La Justice est la recherche de l'équilibre adapté entre ces trois leviers : la justice éducative, la justice réparatrice et la justice qui châtie et contraint.
La justice qui se traduit en des formes de répression automatique est la moins vertueuse. Elle réprime de façon trop systématique voire à l'aveugle. Il en est ainsi des contraventions qui pleuvent en trop grand nombre au nom de la mise au pas de certaines catégories (les automobilistes - les 90km / heure imposé partout, les fumeurs de cannabis, les gens réticents au port du masque quand il est réglementé par des préfets zélés ou autres technocrates). Certes, elle a pour avantage la facilité de la mise en œuvre et la production de résultats rapides et mesurables. Mais elle peut aussi se montrer contre-productive et semer ce que l'on nomme aujourd'hui communément le rejet de l'autorité. Ce rejet peut se développer de façon sournoise (par exemple, l’hypocrisie : on feint de respecter les règles) ou par des voies violentes (révoltes, saccages, vengeances et défoulements divers).
Il paraît donc préférable de revenir constamment aux trois sources de la bonne justice : éducation, réparation, contrainte.

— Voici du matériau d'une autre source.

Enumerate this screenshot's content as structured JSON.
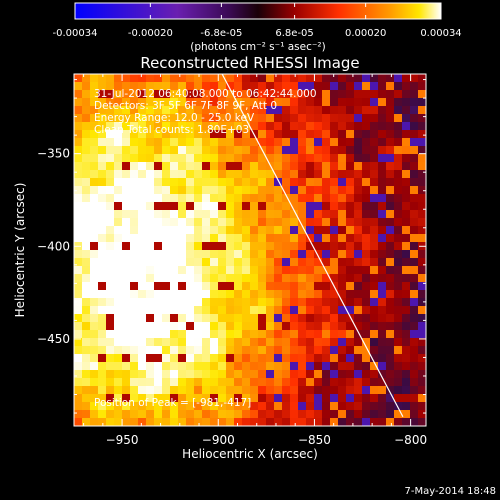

Pour finir, la confiance (triangle vertueux n°1) doit aussi être de mise pour permettre à tout cela de prendre forme. Elle se contruit par un savant dosage de respect de la liberté, d'amour (soin et protection) et d'autorité.
Nos dirigeants veulent un meilleur respect de l'autorité ? Alors qu'ils promeuvent de façon réelle les principes qui agissent dans le sens d'une bonne justice sociale et civique ! Qu'ils cessent de frapper les gens de façon aveugle et autoritaire et de les infantiliser. L’humiliation ne produit pas du respect…
Qu'ils nous éduquent, qu'ils nous responsabilisent, qu'ils nous donnent aussi la possibilité de corriger nos erreurs au lieu de nous punir comme des enfants (littéralement : "qui n'ont pas le droit à la parole").